It is not personal, it is just that I am not particularly interested in what is usually an inane game of back-and-forth while we try to get some sort of line out of it all and the interviewee tries to oblige while giving away as little as possible.
It is a ritual, an obligation, part and parcel of both sides of the coin, for just as sports writers have to gain player quotes – increasingly so in a media industry obsessed with the cult of celebrity – so sports stars are increasingly required to raise the profile of their sport by dealing with the media.
It was with mixed feelings, therefore, that I followed the story of the Japanese tennis player Naomi Osaka and her decision to withdraw from the French Open after she was fined for not fulfilling her media duties at the competition, citing the effects of her interactions with the press on her mental health.

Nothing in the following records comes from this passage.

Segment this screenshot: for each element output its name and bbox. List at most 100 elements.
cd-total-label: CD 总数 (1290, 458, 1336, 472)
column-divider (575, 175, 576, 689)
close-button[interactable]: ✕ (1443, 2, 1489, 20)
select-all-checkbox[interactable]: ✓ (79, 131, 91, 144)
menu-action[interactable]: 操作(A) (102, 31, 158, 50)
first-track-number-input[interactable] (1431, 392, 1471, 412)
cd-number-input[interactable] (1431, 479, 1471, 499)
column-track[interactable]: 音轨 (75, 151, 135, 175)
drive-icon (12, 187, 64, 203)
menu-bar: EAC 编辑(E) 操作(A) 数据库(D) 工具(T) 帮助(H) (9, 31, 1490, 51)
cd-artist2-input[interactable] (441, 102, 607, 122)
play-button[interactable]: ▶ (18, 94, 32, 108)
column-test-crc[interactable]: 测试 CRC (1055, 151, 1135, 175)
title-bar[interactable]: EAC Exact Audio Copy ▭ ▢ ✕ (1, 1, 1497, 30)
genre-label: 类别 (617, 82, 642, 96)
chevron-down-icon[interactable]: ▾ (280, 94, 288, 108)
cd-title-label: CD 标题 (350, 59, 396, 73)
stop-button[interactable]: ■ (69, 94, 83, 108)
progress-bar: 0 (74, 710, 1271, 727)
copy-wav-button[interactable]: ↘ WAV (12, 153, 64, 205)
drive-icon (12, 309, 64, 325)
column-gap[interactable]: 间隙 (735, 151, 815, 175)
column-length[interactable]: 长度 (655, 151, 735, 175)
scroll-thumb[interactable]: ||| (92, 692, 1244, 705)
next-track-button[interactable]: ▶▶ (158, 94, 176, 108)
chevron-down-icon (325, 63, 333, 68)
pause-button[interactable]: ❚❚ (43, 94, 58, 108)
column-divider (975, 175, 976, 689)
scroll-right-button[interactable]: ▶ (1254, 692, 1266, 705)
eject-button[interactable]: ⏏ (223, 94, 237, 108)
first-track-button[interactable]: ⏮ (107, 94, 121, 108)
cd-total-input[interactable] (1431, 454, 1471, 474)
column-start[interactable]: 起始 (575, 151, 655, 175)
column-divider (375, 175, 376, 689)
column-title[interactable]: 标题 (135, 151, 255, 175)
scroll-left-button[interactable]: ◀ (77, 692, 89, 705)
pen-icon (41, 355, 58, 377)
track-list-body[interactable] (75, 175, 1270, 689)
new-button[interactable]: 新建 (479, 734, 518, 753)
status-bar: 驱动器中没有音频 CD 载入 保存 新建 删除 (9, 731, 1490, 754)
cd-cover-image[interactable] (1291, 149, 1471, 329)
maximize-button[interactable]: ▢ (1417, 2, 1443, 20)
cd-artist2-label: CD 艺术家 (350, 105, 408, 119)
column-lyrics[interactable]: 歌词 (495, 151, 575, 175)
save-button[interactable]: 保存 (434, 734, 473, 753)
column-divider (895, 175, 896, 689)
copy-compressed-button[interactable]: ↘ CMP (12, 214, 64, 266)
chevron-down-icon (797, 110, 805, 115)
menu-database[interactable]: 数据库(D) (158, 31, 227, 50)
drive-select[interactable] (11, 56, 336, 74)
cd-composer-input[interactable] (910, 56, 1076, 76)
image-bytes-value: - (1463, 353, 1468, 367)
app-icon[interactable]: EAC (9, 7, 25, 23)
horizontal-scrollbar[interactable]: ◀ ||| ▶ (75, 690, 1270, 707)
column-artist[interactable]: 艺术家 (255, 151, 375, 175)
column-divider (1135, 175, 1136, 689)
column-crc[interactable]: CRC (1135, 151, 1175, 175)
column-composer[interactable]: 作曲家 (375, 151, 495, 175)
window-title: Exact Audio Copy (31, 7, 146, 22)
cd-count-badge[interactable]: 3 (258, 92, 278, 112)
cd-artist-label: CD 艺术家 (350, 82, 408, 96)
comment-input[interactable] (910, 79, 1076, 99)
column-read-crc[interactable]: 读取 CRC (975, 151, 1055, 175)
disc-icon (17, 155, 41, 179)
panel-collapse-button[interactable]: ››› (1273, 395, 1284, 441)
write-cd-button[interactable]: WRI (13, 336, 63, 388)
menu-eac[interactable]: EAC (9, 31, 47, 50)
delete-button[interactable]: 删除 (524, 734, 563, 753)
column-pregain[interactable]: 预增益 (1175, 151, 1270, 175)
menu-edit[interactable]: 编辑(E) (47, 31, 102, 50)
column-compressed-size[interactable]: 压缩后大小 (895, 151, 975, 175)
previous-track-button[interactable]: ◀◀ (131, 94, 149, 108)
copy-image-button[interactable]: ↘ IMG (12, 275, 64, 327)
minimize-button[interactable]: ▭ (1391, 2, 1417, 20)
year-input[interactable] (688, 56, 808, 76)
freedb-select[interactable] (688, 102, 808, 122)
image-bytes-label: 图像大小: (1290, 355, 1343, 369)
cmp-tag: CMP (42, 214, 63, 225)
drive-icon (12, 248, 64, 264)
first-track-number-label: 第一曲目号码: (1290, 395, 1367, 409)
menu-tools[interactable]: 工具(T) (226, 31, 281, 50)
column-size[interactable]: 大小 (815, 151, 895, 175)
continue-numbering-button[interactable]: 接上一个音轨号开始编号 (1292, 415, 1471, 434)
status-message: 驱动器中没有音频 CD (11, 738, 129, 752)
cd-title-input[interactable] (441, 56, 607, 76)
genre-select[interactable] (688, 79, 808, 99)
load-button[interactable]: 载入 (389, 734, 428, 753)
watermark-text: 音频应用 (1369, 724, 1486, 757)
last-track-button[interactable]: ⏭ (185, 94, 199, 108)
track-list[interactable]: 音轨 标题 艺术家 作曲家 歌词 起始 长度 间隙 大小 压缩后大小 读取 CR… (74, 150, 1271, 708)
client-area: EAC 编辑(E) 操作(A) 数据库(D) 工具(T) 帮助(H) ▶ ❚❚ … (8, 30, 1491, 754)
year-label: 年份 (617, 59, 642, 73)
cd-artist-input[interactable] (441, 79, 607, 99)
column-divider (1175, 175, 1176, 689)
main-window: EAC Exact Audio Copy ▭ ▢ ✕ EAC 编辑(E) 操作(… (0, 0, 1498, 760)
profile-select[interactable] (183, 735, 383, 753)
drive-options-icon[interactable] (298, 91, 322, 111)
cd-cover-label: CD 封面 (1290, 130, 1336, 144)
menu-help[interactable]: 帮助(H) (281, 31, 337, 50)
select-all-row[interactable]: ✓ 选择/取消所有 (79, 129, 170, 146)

Although Osaka made it clear that “the tennis press has always been kind to me (and I wanna apologize to all the cool journalists who I may have hurt)”, she revealed that she had suffered “long bouts of depression since 2018” and experiences “huge waves of anxiety before I speak to the world’s media”.
There is no reason why any sports star, cricketing or otherwise, should enjoy doing press conferences any more than we should enjoy having to attend them, so her feelings should be taken at face value.
At the same time, there is a clear danger that others without mental health issues might be tempted to follow suit for the ‘easy life’ rather than front up to the press to explain away their latest duck, own goal, straight sets defeat – much worse any difficult/controversial subject.
Amid the inevitable furore, both for and against Osaka’s position, great wisdom poured from the lips of Rafael Nadal.
“I respect her decision,” said the world No 3. “I respect her, of course, as an athlete and her personality. But, for me, without the press and without the people who write the news and the achievements that we are having around the world, we would probably not be the athletes that we are today.
“I don’t think we would have the recognition that we have around the world, and we would not be that popular. I understand her. But, on the other hand, I have my point of view that the media is a very important part of our sport, too.”
Spot on. For the narrative that the media are “the bad guys”, “the enemy”, call it what you will, is as lazy and unenlightened as that which is oblivious to the issue of mental health itself.
That there are good and bad apples in every industry does not need to be highlighted.
Alas, there remains an element of condescension and disrespect towards the media among some sports stars who conveniently forget the profile and exposure that the media gives them, something that the media usually takes with a fawning shrug – witness Kai Havertz’s f-bomb interview with BT Sport after the Champions’ League final last Saturday. Could you imagine Bobby Charlton, say, having done that after the 1966 World Cup final? Of course not. Charlton had respect and recognised that the relationship is a two-way street.
Although I am personally not interested in/cannot remember 99 per cent of the cricket press conferences I’ve attended, I am interested in seeing great cricketers do what they do best – play cricket – and then writing about it, and I would always prefer to come up with my own words/thoughts than report those parroted by others.
Clearly there is a balance, and there are times when player quotes are not only worthwhile but, depending on the subject at hand, desirable/imperative.
Yes, press conferences may often be dull and tedious for all concerned.
But the sports star who appreciates, like Rafael Nadal, the essential role of the press/media is a bright star indeed.